The major operation by the police against terrorists in the city took place on September 29, 2002 when a suspected ISI agent, Imam Ali, and four of his accomplices were killed in a pre-dawn encounter.

Ali, who was associated with the ISI-backed Hizbul Mujahideen and Palani Baba's Al-Jihad and Al-Umma, was the prime accused in the 1993 blast at RSS headquarters in Chennai, which claimed 14 lives.

Claiming themselves to be timber merchants, Ali and his four associates hailing from Tamil Nadu were taking shelter in a house on 5th Main, 11th Cross, M.S. Ramaiah Nagar in Sanjaynagar police station limits.

After the encounter, the police had said that Ali and his aides had planned to carryout attacks in the city and one of their targets was ISKCON Temple on Chord Road.

In another important operation in November 2002, the Fraser Town police foiled the attempts of Tamil militants, who had links with the LTTE, to kill some prominent Kannada activists and create unrest in the city.

On November 11, 2002, the police arrested Vijay Murthy alias Viji and Shiva Kumar alias Shiva, from near the Banaswadi railway station and seized huge quantities of aluminium pipe bombs and hand grenades.

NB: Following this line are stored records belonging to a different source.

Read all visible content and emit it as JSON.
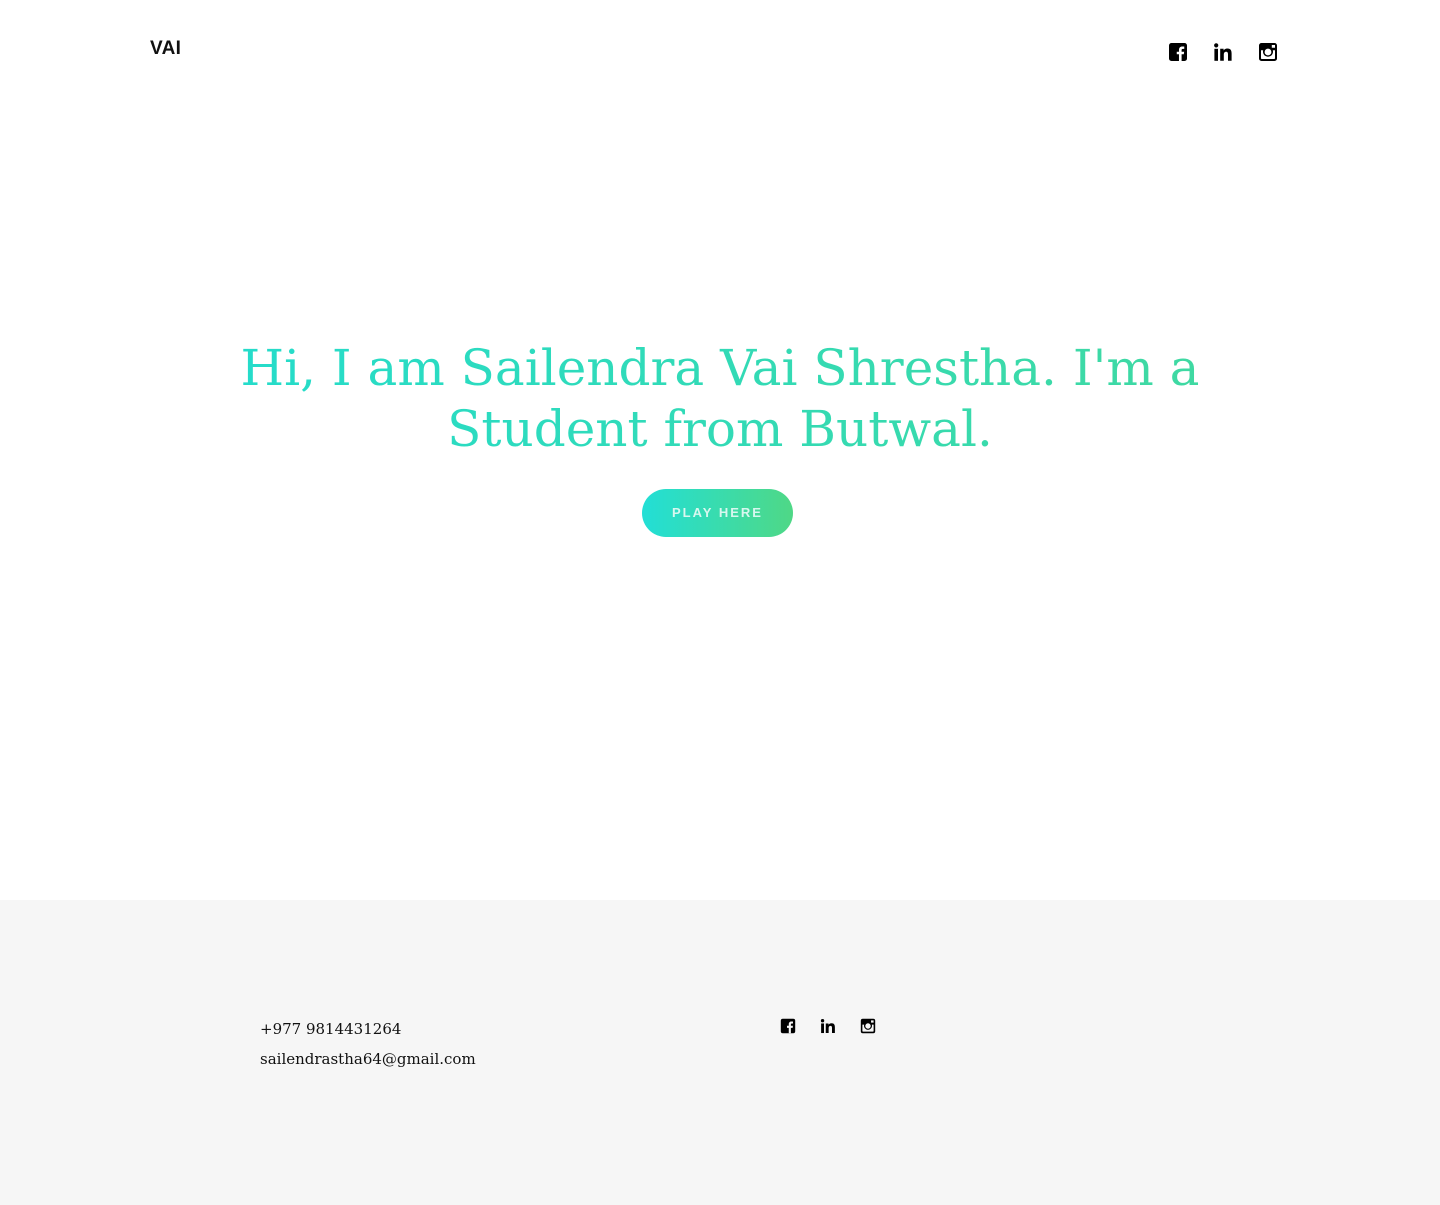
{
  "header": {
    "logo": "VAI",
    "social": [
      {
        "icon": "facebook-icon"
      },
      {
        "icon": "linkedin-icon"
      },
      {
        "icon": "instagram-icon"
      }
    ]
  },
  "hero": {
    "title": "Hi, I am Sailendra Vai Shrestha. I'm a Student from Butwal.",
    "button_label": "PLAY HERE"
  },
  "footer": {
    "phone": "+977 9814431264",
    "email": "sailendrastha64@gmail.com",
    "social": [
      {
        "icon": "facebook-icon"
      },
      {
        "icon": "linkedin-icon"
      },
      {
        "icon": "instagram-icon"
      }
    ]
  },
  "colors": {
    "accent_start": "#22dfd6",
    "accent_end": "#4fd886",
    "footer_background": "#f6f6f6",
    "text": "#111111"
  }
}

It later came to light that several persons had entered into a conspiracy at the house of Nedunchezhian, a Tamil activist now lodged in Parappana Agrahara Prison, to wage a war for the creation of a Tamil nation, the police said.

In the past, the police had arrested from the city several militants belonging to various outfits such as Jammu and Kashmir Liberation Front (JKLF), United Liberation Front of Assam (ULFA) and People's War Group (PWG). The most infamous of the militants who had taken shelter in the city (in 1991) apparently were the assassins of the former Prime Minister Rajiv Gandhi. While some of these LTTE cadres committed suicide by consuming cyanide at a house in Konanakunte, the police arrested a few others.